April 25th, 2010 at 1:10 pm
Although I purchased my copy of Hungry City over a year ago I am just getting around to reading it properly. Other titles had demanded my attention and received priority. Bill Brysons”A Short History of Nearly Everything’, Ivan Crowes’ ‘The Quest For Food’, and Rick Potts’ ‘Humanitys’ Descent’ are amongst titles that had taken precedent.
My starting point was curiosity of the causality for obesity, diabetes, and chronic disease in general, and it began with renewed interest and direction on 19th Dec 2008 which coincidentally was timely with media coverage over the then ensuing banking crisis.
I am absolutely with the declared premises of ‘Hungry City’ that the human relationship with food defines so much about modern life that escapes general notice.
My curiosity has become a study with an investment in an embryonic thesis that the evolving human relationship with food completes a link between classical ‘Darwinian’ thoughts on evolution and societal, behavioural, and economic evolution of modern times.
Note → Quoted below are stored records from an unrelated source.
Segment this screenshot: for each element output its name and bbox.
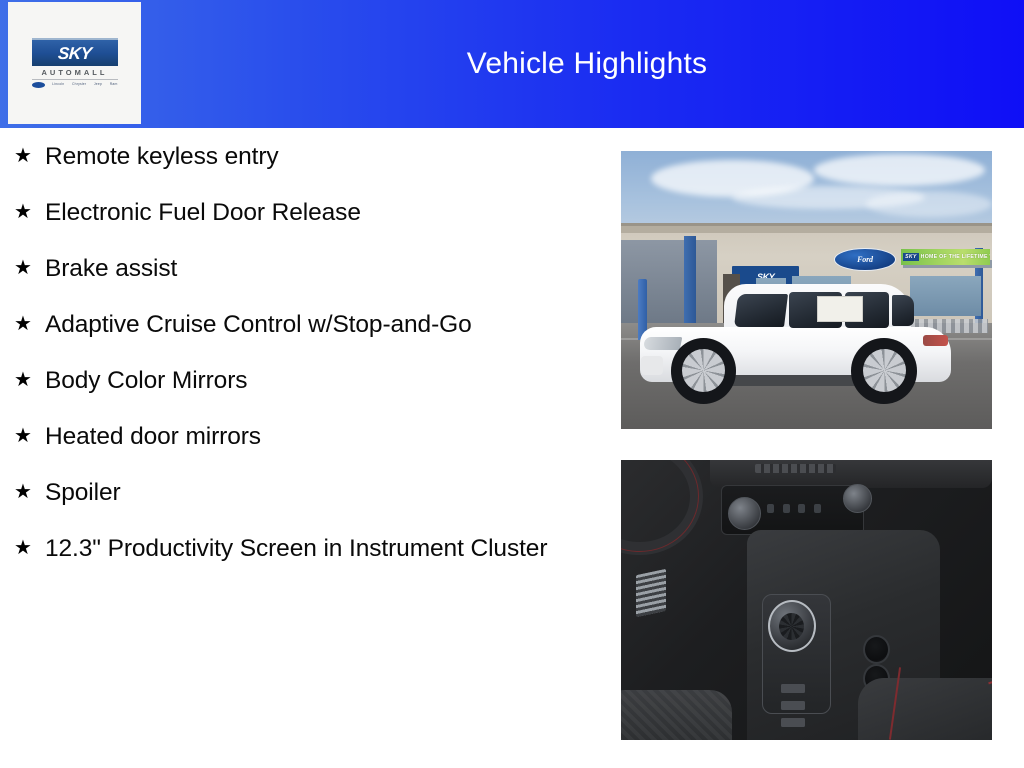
suv-taillight — [923, 335, 948, 346]
list-item: ★ Adaptive Cruise Control w/Stop-and-Go — [0, 308, 600, 342]
suv-window — [734, 294, 788, 327]
feature-label: Heated door mirrors — [45, 420, 261, 454]
feature-label: Brake assist — [45, 252, 177, 286]
list-item: ★ Spoiler — [0, 476, 600, 510]
rotary-gear-shifter[interactable] — [768, 600, 816, 652]
window-sticker — [817, 296, 863, 322]
climate-button[interactable] — [767, 504, 774, 513]
cloud-shape — [866, 191, 992, 217]
logo-brand-text: SKY — [57, 45, 92, 62]
console-button[interactable] — [781, 718, 805, 727]
star-bullet-icon: ★ — [14, 420, 45, 452]
climate-knob-right[interactable] — [843, 484, 872, 513]
star-bullet-icon: ★ — [14, 308, 45, 340]
driver-seat — [621, 690, 732, 740]
suv-rear-wheel — [851, 338, 916, 403]
feature-label: Body Color Mirrors — [45, 364, 247, 398]
list-item: ★ Brake assist — [0, 252, 600, 286]
climate-knob-left[interactable] — [728, 497, 761, 530]
feature-label: Electronic Fuel Door Release — [45, 196, 361, 230]
suv-front-wheel — [671, 338, 736, 403]
star-bullet-icon: ★ — [14, 140, 45, 172]
cloud-shape — [814, 154, 985, 186]
list-item: ★ Electronic Fuel Door Release — [0, 196, 600, 230]
list-item: ★ 12.3" Productivity Screen in Instrumen… — [0, 532, 600, 566]
console-button[interactable] — [781, 701, 805, 710]
vehicle-exterior-photo[interactable]: SKY Ford SKY HOME OF THE LIFETIME WARRAN… — [621, 151, 992, 429]
cupholder — [863, 635, 890, 664]
page-header: SKY AUTOMALL Lincoln Chrysler Jeep Ram V… — [0, 0, 1024, 128]
list-item: ★ Heated door mirrors — [0, 420, 600, 454]
suv-front-fascia — [641, 356, 663, 375]
climate-button[interactable] — [814, 504, 821, 513]
climate-control-panel[interactable] — [721, 485, 864, 535]
brand-chip-ram: Ram — [110, 83, 118, 86]
list-item: ★ Remote keyless entry — [0, 140, 600, 174]
logo-subtitle: AUTOMALL — [32, 69, 118, 80]
list-item: ★ Body Color Mirrors — [0, 364, 600, 398]
logo-inner: SKY AUTOMALL Lincoln Chrysler Jeep Ram — [27, 38, 123, 88]
suv-headlight — [643, 337, 683, 350]
white-suv — [640, 282, 952, 402]
brand-chip-lincoln: Lincoln — [52, 83, 64, 86]
climate-button[interactable] — [783, 504, 790, 513]
star-bullet-icon: ★ — [14, 532, 45, 564]
feature-label: Adaptive Cruise Control w/Stop-and-Go — [45, 308, 472, 342]
feature-label: Remote keyless entry — [45, 140, 279, 174]
roofline — [621, 226, 992, 233]
climate-button[interactable] — [798, 504, 805, 513]
ford-sign-text: Ford — [857, 255, 873, 264]
star-bullet-icon: ★ — [14, 476, 45, 508]
passenger-seat — [858, 678, 992, 740]
brand-chip-chrysler: Chrysler — [72, 83, 86, 86]
content-area: ★ Remote keyless entry ★ Electronic Fuel… — [0, 128, 1024, 768]
star-bullet-icon: ★ — [14, 364, 45, 396]
star-bullet-icon: ★ — [14, 196, 45, 228]
defroster-vent — [755, 464, 837, 472]
logo-banner: SKY — [32, 38, 118, 66]
vehicle-highlights-list: ★ Remote keyless entry ★ Electronic Fuel… — [0, 140, 600, 588]
ford-oval-sign-icon: Ford — [834, 248, 895, 271]
console-button[interactable] — [781, 684, 805, 693]
dead-pedal — [636, 569, 666, 617]
vehicle-interior-photo[interactable] — [621, 460, 992, 740]
dashboard-top — [710, 460, 992, 488]
dealer-logo[interactable]: SKY AUTOMALL Lincoln Chrysler Jeep Ram — [8, 2, 141, 124]
feature-label: 12.3" Productivity Screen in Instrument … — [45, 532, 547, 566]
page-title: Vehicle Highlights — [150, 0, 1024, 128]
feature-label: Spoiler — [45, 476, 121, 510]
warranty-banner-chip: SKY — [903, 253, 919, 261]
logo-brand-strip: Lincoln Chrysler Jeep Ram — [32, 82, 118, 88]
ford-oval-icon — [32, 82, 45, 88]
brand-chip-jeep: Jeep — [94, 83, 102, 86]
suv-window — [892, 295, 914, 326]
star-bullet-icon: ★ — [14, 252, 45, 284]
warranty-banner: SKY HOME OF THE LIFETIME WARRANTY — [901, 249, 990, 265]
warranty-banner-text: HOME OF THE LIFETIME WARRANTY — [921, 254, 990, 260]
While, with ones’ nose pressed to the wheel of modern life, it is easy to overlook that the nemesis of familiar urban existence lies with possibilities afforded by agronomic surplus. Monetary economies are really surrogate ecologies – actually the failing is exactly that; that human nature determines that monetary economies are imperfect ecological surrogates.
Potts and Bryson both underscore that life, including human industrial and post-industrial life, is a thin and precarious veneer upon a planet that is evolving in its own right at a geophysical, climatic interplanetary, perhaps even universal level.
Modern economic activity deludes many of us about our real precarious relationship with the Earths’ ecology. I am in agreement that the ash cloud from Icelands’ Eyjafjallajokull volcano can teach us a lot. Differences of opinion over the flight ban illuminate the delusion as people reveal their preference for ecological preservation or economic liberalism. But Bransons’ stance, here reported in the Observer reveals even he has become confused about the economic merit and purpose of enterprising behaviour and corporate agenda. Comments are interesting. Living in modest proximity to a major northern airport I am grateful for the peace. No doubt planet Earth is in some way grateful too. Yours is a superbly observed blog on the ash cloud. Thanks for the steer on the French Revolution. I thought accounts might marry with my curiosities on inequality but I had not appreciated the possible agrinomic links to an Icelandic volcano.